Am ersten Tag erscheint uns der Ort zunächst noch ein bisschen frisch und verlassen, tags darauf dann klettern wir zusammen mit einer Gruppe Locals, das Wetter – nach Ende des Sturms wieder normal für die Saison – ist in der Sonne sehr warm und im Schatten perfekt kühl zum Klettern. Ich entdecke eine zweite schwere Linie, deren leicht überhängende Wandkletterei aus perfekten, winzigen Löchern auf farbigen Gestein mit zum Besten gehört, das ich bislang unter den Fingern hatte. Und am Abend hat man uns bereits einen einheimischen Kletterer mit Bohrmaschine vermittelt, denn neben den bestehenden Linien warten vor allem im oberen Segment noch so einige schwer glaubhaft zu machende Linien auf die ihnen zustehenden Haken.

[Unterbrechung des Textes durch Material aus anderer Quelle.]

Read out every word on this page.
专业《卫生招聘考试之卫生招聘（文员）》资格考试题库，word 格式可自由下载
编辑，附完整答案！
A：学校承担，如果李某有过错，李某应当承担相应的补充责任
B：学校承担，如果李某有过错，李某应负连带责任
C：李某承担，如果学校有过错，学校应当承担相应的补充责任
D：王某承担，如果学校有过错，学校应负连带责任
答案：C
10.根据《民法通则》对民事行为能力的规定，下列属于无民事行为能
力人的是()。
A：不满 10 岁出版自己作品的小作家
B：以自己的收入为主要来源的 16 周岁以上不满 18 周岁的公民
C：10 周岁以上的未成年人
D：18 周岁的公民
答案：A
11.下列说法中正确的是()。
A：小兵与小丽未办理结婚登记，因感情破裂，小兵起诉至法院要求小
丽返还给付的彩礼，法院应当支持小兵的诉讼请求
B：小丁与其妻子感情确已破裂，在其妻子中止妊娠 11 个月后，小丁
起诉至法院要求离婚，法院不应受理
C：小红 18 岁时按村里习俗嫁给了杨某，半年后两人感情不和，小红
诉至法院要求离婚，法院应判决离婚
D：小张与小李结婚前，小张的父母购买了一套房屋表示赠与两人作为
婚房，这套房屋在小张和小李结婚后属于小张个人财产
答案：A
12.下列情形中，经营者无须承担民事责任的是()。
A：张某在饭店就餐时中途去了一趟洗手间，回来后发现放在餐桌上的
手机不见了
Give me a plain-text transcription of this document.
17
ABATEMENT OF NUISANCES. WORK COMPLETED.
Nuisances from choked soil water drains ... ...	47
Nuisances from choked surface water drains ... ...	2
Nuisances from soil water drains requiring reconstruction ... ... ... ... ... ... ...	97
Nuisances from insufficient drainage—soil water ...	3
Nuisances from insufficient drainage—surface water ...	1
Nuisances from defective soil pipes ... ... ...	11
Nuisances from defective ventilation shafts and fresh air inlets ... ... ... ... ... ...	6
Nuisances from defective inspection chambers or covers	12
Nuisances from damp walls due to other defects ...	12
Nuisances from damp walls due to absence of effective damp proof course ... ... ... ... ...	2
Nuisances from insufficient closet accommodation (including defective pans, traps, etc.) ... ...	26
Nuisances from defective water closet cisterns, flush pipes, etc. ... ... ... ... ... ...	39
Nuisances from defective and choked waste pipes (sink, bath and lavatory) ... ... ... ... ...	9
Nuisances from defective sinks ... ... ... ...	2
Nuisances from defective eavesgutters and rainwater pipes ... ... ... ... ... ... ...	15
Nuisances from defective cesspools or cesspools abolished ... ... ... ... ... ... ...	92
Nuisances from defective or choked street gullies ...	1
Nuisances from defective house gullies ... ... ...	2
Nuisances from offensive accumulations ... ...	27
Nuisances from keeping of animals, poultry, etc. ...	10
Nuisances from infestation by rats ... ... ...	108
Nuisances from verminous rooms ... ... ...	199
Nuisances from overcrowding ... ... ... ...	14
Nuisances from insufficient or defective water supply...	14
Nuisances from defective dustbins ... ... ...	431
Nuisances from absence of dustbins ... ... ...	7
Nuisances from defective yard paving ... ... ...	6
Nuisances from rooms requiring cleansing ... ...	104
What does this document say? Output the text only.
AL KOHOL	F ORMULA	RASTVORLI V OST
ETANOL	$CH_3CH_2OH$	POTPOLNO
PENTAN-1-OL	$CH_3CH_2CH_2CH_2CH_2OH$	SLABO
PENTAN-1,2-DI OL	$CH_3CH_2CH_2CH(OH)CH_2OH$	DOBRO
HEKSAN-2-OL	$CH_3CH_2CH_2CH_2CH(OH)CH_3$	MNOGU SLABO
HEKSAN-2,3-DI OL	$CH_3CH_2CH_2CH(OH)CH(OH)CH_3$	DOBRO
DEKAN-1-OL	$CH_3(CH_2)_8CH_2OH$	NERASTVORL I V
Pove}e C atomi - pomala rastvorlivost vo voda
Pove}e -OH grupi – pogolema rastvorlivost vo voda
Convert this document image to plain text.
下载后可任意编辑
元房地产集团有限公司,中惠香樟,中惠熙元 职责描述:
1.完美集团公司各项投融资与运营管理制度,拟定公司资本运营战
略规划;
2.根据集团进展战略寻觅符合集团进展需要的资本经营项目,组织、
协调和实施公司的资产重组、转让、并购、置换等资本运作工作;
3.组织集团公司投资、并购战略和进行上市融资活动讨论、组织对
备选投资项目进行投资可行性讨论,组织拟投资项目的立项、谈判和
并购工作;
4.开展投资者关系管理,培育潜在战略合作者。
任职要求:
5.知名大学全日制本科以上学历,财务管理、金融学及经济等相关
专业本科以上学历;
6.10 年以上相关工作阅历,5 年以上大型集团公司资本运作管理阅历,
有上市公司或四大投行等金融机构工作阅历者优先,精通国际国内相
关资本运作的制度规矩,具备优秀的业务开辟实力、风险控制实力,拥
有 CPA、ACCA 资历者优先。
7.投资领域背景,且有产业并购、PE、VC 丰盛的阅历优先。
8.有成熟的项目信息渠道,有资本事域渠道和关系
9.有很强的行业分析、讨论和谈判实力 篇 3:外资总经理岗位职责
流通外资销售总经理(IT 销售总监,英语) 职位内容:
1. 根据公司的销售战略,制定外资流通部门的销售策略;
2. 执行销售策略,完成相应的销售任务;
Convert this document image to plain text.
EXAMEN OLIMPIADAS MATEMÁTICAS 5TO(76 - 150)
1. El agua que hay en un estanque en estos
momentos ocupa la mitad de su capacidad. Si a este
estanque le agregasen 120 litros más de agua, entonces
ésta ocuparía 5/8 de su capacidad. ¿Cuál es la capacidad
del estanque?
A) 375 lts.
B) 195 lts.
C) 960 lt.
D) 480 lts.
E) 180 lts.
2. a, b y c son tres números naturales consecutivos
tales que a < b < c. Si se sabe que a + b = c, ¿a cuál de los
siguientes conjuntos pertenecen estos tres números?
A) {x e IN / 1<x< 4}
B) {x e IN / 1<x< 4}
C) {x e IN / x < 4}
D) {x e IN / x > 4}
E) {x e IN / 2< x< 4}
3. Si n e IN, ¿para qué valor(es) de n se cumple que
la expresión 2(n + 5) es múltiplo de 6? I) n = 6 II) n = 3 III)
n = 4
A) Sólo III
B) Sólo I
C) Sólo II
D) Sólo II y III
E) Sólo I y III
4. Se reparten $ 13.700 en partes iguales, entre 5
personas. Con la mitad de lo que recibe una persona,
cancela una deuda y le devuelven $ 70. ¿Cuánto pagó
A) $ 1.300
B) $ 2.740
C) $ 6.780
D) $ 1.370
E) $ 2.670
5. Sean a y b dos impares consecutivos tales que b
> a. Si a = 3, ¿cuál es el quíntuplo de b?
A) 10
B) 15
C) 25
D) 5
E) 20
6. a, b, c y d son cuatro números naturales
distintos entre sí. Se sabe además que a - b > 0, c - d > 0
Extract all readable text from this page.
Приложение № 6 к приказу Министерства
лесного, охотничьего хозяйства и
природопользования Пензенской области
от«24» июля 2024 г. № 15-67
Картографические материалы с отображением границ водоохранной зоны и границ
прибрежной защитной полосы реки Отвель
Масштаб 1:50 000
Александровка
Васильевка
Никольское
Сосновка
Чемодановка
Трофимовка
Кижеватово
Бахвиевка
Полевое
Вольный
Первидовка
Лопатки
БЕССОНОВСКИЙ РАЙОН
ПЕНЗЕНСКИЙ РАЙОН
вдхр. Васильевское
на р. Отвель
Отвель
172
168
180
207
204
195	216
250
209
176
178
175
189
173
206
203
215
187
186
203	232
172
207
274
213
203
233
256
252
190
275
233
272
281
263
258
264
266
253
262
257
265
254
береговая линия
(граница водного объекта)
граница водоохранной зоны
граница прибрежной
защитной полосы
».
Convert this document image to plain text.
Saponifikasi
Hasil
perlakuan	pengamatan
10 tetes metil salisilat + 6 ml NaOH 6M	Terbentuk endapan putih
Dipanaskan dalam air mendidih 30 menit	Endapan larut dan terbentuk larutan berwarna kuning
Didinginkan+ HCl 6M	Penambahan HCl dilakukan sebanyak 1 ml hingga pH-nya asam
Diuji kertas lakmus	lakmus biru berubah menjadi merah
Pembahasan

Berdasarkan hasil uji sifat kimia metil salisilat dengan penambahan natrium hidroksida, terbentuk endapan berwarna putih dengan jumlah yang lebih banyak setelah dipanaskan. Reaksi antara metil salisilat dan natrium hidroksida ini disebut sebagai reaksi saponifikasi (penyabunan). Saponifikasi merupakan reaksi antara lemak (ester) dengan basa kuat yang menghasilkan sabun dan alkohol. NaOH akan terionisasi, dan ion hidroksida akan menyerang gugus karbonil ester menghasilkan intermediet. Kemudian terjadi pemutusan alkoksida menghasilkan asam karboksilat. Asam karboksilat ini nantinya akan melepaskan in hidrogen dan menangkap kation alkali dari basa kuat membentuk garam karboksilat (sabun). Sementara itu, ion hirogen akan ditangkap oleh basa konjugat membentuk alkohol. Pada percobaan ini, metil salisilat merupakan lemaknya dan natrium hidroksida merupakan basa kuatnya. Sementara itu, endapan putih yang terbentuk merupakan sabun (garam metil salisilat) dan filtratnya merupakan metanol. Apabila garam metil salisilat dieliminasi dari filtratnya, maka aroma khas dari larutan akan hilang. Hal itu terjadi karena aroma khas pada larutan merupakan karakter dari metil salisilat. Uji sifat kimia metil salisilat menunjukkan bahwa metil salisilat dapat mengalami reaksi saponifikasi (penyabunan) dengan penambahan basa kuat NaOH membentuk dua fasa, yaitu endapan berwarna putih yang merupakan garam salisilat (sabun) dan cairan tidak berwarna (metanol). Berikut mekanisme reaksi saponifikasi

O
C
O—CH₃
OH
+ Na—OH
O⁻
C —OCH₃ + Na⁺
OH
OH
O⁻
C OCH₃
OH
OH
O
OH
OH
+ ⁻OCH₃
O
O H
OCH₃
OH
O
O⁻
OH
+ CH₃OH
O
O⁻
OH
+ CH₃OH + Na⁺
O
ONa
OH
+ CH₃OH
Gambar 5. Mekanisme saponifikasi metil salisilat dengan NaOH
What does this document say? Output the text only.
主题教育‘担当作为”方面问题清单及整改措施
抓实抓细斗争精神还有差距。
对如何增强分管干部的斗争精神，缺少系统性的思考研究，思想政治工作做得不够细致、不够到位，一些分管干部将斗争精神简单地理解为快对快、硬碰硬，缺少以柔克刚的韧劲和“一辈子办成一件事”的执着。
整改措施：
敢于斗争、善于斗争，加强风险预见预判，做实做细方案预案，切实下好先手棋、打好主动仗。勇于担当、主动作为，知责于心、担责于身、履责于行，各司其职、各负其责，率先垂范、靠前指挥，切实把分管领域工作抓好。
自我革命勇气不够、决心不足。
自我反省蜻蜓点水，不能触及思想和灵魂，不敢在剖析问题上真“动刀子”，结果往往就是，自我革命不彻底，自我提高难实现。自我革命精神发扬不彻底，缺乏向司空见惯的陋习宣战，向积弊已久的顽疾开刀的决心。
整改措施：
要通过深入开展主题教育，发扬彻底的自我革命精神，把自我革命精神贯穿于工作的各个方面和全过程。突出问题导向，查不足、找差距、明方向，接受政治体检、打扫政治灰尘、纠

Dazu das breite Angebot an landschaftlichen Besonderheiten in der Umgebung und die Möglichkeit auf 2400m Höhe nach San Pedro abzusteigen, wann immer gewünscht oder gebraucht, lässt sich in uns den Eindruck verdichten, am ersten Ort dieser Reise gelandet zu sein, an dem eigentlich alles passt. Ein sogenanntes Paradies. Wie Gjerdalen 2013 in Norwegen, Parkachik 2015 in Indien oder Piedra Parada vergangenes Jahr in Patagonien…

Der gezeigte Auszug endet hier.